Em vez de optar pela desesperança, há quem continue a apostar na rebelião do pensamento

Imagine um livro denso sobre a obra e o pensamento de Franz Kafka que, para ser lido, exija o trabalho prévio de desatarraxar com chave de fenda dois pequenos parafusos enferrujados trespassando todas as páginas, desde a capa até a contracapa.

Ou um volume que, a propósito de falar de insurreições e revoltas de rua, tenha a extremidade das folhas chamuscadas, exemplar a exemplar, e por isso recenda levemente a papel queimado.

Ou, ainda, uma brochura sobre o inferno do sistema prisional, com as costuras da lombada à vista, acondicionada dentro de um marmitex de papel alumínio, simulando uma quentinha.

Tais ousadias gráficas, que dessacralizam o formato livro e ao mesmo tempo convertem tais publicações em objetos de arte, constituem apenas um dos muitos aspectos instigantes dos títulos lançados por uma editora alternativa paulistana, de catálogo tão enxuto quanto insubmisso às convenções do mercado.

Para além do artesanato e dos experimentalismos materiais que nos atiçam os sentidos, o portfólio da n-1 edições impressiona pelo espírito transgressivo de sua proposta editorial.
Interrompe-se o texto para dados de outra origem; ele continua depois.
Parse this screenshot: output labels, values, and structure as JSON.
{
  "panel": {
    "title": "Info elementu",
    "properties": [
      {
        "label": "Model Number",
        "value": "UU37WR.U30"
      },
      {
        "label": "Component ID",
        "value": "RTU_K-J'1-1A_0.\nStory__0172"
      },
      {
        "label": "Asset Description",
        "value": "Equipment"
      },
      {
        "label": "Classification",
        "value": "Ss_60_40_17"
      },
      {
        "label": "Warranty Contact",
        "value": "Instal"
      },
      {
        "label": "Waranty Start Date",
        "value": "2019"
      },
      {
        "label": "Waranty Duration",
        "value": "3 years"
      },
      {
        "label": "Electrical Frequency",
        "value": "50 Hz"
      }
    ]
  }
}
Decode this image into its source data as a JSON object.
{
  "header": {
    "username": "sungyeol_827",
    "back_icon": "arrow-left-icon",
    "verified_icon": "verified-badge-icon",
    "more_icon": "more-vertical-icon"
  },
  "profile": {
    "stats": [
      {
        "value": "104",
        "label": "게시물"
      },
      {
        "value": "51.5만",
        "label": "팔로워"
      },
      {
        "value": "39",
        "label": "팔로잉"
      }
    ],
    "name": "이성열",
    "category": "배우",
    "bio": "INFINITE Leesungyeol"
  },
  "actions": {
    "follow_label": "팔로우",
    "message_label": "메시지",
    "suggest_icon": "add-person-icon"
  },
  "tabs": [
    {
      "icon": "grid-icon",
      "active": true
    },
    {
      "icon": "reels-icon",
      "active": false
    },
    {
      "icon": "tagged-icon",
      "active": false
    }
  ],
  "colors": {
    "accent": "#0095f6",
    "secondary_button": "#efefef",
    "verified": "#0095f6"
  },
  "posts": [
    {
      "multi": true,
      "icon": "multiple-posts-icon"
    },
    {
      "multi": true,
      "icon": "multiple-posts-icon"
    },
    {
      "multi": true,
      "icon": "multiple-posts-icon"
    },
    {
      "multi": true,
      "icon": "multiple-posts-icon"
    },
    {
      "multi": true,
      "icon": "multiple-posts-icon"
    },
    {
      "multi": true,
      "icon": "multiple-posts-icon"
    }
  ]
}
Não são livros destinados ao mero deleite, à leitura de puro entretenimento. Foram escritos, de modo deliberado, para ferroar consciências.

"A ideia é oferecer pontos de vista que ponham em xeque a perspectiva da razão ocidental, branca, masculina, heteronormativa, eurocêntrica", explica o filósofo, professor e tradutor Peter Pál Pelbart, que dirige a editora ao lado do sócio, o produtor cultural Ricardo Muniz Fernandes. "Queremos suscitar alteridades e insurreições de pensamento, por meio da propagação de vozes plurais que sejam minoritárias, quase inaudíveis."

Desde o primeiro lançamento, "Máquina Kafka", de Félix Guattari, em 2011, até os títulos mais recentes, como "As Existências Mínimas", de David Lapoujade, a n-1 investe em uma linha transdisciplinar que abarca da antropologia à estética, do teatro à filosofia, da política à literatura. Mas sempre trabalhando nos interstícios do mercado, na tentativa de promover fissuras em relação aos discursos hegemônicos.



O filósofo camaronense Achille Mbembe, com "Crítica da Razão Negra", e a americana Judith Butler, com "Corpos que Contam", figuram entre os próximos lançamentos. Autores brasileiros, como Eduardo Viveiros de Castro ("Metafísicas Canibais"), Suely Rolnik ("A Hora da Micropolítica") e Vladimir Safatle ("Quando as Ruas Queimam: Manifesto pela Emergência"), também estão no catálogo.

"Resolvemos publicar esse tipo de livro diante de nossa insatisfação com a maneira rasa de pensar que tomou conta do mercado editorial", comenta Pelbart. "Queremos ativar sensibilidades, promover a potência do pensamento complexo, buscar afinidades com movimentos já em curso."

Tamanho arrojo gráfico-editorial esbarra nas óbvias limitações mercadológicas relativas a esse tipo de produção. Para tentar prosseguir sustentável, a editora instituiu recentemente uma espécie de financiamento coletivo.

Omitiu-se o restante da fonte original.